Figuriamoci in Corea, quattro anni dopo.

"Lì è diventato fuoco. Ero campionessa europea, avevo fatto podi in coppa del mondo. Ero arrivata da favorita su una distanza, ma non è stato sufficiente. Se avessi vinto una medaglia, magari non staremmo qui a parlare. Ho preso quello che avevo sbagliato e l’ho utilizzato. Non è stato facile. Mi ricordo che dissi: basta, smetto. Poi sono andata avanti. E ho capito che non era sufficiente prepararsi per una gara, non solo per la mass start, quello non può rappresentare l’unico punto di tutta l’Olimpiade".

Cosa manca nel suo sport?

"Le strutture. Ma anche l’aspetto mediatico conta. La gente si ricorda di me o della mia squadra per le Olimpiadi invernali, per il resto dei tre anni non siamo veramente nessuno. Da una parte ci sono abituata. Nelle rotelle ho un curriculum che può competere con campioni di altri sport. Ma non è conosciuto. Però non credo sia solo questo”. 

È il sistema?

"È un discorso generale. Ho iniziato con il ghiaccio dopo Torino 2006, lì bisognava lavorarci di più. Sono contenta dei risultati che faccio, ma anche nel messaggio. Queste medaglie servono allo sport e al futuro di questo sport”.

Costa troppo?

"Come altri sport. Il fatto di spostarti, di andare in tanti posti, ha un suo costo. Mio padre ha consumato tre macchine per portarmi su e giù, a forza di chilometri. E poi serve la pazienza dei genitori, che ti supportano.

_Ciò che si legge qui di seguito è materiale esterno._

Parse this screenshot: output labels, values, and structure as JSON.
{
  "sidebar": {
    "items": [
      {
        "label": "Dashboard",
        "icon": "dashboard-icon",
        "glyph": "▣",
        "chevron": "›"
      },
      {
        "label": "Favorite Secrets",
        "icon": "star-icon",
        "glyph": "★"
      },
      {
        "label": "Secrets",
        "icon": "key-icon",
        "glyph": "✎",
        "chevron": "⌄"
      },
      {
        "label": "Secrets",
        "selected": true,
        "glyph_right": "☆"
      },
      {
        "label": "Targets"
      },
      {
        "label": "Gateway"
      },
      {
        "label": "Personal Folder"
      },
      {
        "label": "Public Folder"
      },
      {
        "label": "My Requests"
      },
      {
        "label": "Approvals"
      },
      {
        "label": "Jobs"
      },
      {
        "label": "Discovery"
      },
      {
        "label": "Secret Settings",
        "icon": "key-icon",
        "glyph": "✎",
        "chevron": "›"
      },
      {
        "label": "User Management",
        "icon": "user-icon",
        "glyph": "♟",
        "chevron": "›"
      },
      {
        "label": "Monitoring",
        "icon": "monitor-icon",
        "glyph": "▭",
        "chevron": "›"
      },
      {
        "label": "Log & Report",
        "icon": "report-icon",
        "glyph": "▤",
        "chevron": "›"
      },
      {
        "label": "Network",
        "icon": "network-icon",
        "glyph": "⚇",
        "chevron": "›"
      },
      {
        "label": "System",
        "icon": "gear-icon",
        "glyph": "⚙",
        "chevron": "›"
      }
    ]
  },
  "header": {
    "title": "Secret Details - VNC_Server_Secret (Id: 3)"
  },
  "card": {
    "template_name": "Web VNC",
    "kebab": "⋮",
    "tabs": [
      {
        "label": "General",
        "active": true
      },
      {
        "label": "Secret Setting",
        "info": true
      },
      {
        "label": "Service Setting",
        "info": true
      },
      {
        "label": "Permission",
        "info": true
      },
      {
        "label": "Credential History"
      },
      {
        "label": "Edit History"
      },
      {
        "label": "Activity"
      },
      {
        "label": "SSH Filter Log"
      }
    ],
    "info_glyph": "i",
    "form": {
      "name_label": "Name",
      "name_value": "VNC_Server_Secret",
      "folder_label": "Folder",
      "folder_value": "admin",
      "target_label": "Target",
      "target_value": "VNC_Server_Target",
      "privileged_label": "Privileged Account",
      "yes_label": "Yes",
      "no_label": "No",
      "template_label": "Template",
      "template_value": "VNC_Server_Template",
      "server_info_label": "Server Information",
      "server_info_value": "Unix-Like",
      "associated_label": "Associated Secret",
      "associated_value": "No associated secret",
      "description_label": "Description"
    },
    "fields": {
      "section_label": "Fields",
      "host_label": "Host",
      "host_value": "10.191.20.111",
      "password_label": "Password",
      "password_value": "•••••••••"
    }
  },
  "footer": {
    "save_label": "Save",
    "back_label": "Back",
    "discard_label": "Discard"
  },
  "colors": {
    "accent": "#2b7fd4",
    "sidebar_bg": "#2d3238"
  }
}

A scuola chiedevo i programmi ai prof per stare al passo. Mi allenavo sotto la neve. Non è stato facile”.

L’obiettivo per il 2022?

"Non lo dico".

Scaramantica?

"Un po’, come tutti gli atleti. Ma non dico quello che voglio. Cerco di guadagnarmelo, di andare a prendermi quello che desidero".